NICØ: O meu primeiro contacto com o mundo dos sintetizadores foi com um Volca FM. Depois comprei um semi-modular – o Make Noise 0-Coast – e desde aí não consegui largar esse mundo. Construí a minha primeira rack com uma caixa de vinhos com 54hp e comprei os primeiros módulos. Depois construí um módulo de samples com um Teensy e desde aí que tenho comprado e vendido vários módulos. Acho que é uma viagem sem fim e parte da diversão está em experimentar novas cenas. Para mim o modular é como qualquer outro instrumento e visto que a música electrónica tem tendência a soar demasiado perfeita quando é composta 100% num computador, gosto de recorrer ao sintetizador modular para tocar de maneira mais expressiva.

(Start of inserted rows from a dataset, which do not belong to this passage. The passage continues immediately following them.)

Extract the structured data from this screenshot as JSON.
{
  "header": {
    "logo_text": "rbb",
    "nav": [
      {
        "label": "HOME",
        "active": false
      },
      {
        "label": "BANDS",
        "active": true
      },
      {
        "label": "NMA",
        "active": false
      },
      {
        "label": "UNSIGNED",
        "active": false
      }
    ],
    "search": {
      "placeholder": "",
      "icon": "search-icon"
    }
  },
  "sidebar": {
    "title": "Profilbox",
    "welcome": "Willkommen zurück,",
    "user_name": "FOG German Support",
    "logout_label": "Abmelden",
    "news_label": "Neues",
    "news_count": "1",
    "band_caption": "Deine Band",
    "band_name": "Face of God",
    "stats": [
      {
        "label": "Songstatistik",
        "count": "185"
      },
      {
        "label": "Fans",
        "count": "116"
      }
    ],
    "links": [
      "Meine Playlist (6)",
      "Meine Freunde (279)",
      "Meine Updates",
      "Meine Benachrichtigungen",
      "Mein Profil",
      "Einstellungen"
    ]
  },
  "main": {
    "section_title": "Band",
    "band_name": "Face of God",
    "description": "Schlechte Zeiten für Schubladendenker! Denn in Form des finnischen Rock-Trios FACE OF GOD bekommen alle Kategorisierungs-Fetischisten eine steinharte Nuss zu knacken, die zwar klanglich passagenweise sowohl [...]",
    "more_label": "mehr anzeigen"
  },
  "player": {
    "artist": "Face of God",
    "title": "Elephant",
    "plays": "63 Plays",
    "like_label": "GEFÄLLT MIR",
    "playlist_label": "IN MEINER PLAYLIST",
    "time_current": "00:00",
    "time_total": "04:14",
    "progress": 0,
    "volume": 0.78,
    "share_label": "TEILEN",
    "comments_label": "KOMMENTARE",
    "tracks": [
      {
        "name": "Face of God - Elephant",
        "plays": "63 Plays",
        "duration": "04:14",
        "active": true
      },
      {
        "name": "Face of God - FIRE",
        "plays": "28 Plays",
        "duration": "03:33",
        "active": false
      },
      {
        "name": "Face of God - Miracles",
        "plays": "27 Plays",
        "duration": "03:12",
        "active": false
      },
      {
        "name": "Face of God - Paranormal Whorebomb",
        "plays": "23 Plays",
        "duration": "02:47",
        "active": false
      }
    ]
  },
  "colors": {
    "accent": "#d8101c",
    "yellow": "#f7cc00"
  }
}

PARQ: E Phaser, existe já algum sucessor do Genesis?
Phaser: O sucessor do Genesis é o meu primeiro álbum musical, uma celebração de ter encontrado o meu som depois da procura do Genesis, e a minha voz. Chama-se “forever*online”. Acredito que os álbuns se montam sozinhos, enquanto produzia não houve nenhum momento em que estivesse a fazê-lo com um conjunto em mente, a minha abordagem sempre foi produzir produzir produzir e deixar ficar, para mais tarde (amanhã, daqui a uma semana ou um mês) quando tiver algo a dizer ou souber alguma forma nova de o fazer, pegar nisso de novo.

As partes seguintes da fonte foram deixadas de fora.